Consider a table defined as follows:

CREATE TABLE test (
    id int4 NOT NULL,
    tag_counts _jsonb NOT NULL DEFAULT ARRAY[]::jsonb[]
);

INSERT INTO test(id, tag_counts) values(1,array['{"type":1, "count":4}','{"type":2, "count":10}' ]::jsonb[])

How can I create an index on json key type and how can I query on it?

Edit: Previously, there were no indexes on json keys and select queries used an unnest operation as shown below:

select * from (SELECT unnest(tag_counts) as tc
FROM public.test) as t
where tc->'type' = '2';

The problem is, if the table has a large number of rows, the above query will not only include a full table scan, but also filtering through each jsonb array.


Solution

  • There is a way to index this, not sure how fast it will be.

    If that was a "regular" jsonb column, you could use a condition like where tag_counts @> '[{"type": 2}]' which can use a GIN index on the column.

    You can use that operator if you convert the array to "plain" json value:

    select *
    from test
    where to_jsonb(tag_counts) @> '[{"type": 2}]'
    

    Unfortunately, to_jsonb() is not marked as immutable (I guess because of potential timestamp conversion in there) which is a requirement if you want to use an expression in an index.

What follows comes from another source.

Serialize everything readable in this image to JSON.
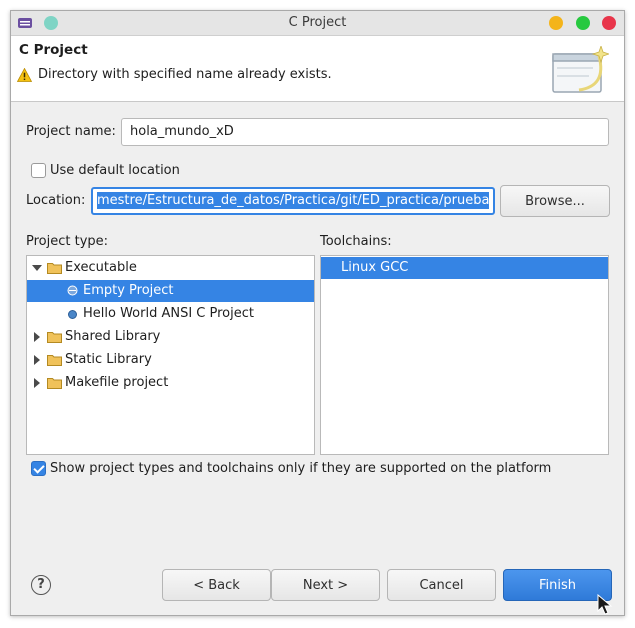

    But for your data, this is indeed immutable, so we can create a little wrapper function:

    create function as_jsonb(p_input jsonb[])
    returns  jsonb
    as
    $$
      select to_jsonb(p_input);
    $$
    language sql
    immutable;
    

    And with that function we can create an index:

    create index on test using gin ( as_jsonb(tag_counts) jsonb_path_ops);
    

    You will need to use that function in your query:

    select *
    from test
    where as_jsonb(tag_counts) @> '[{"type": 2}]'
    

    On a table with a million rows, I get the following execution plan:

    Bitmap Heap Scan on stuff.test  (cost=1102.62..67028.01 rows=118531 width=252) (actual time=15.145..684.062 rows=147293 loops=1)
      Output: id, tag_counts
      Recheck Cond: (as_jsonb(test.tag_counts) @> '[{"type": 2}]'::jsonb)
      Heap Blocks: exact=25455
      Buffers: shared hit=25486
      ->  Bitmap Index Scan on ix_test  (cost=0.00..1072.99 rows=118531 width=0) (actual time=12.347..12.356 rows=147293 loops=1)
            Index Cond: (as_jsonb(test.tag_counts) @> '[{"type": 2}]'::jsonb)
            Buffers: shared hit=31
    Planning:
      Buffers: shared hit=23
    Planning Time: 0.444 ms
    Execution Time: 690.160 ms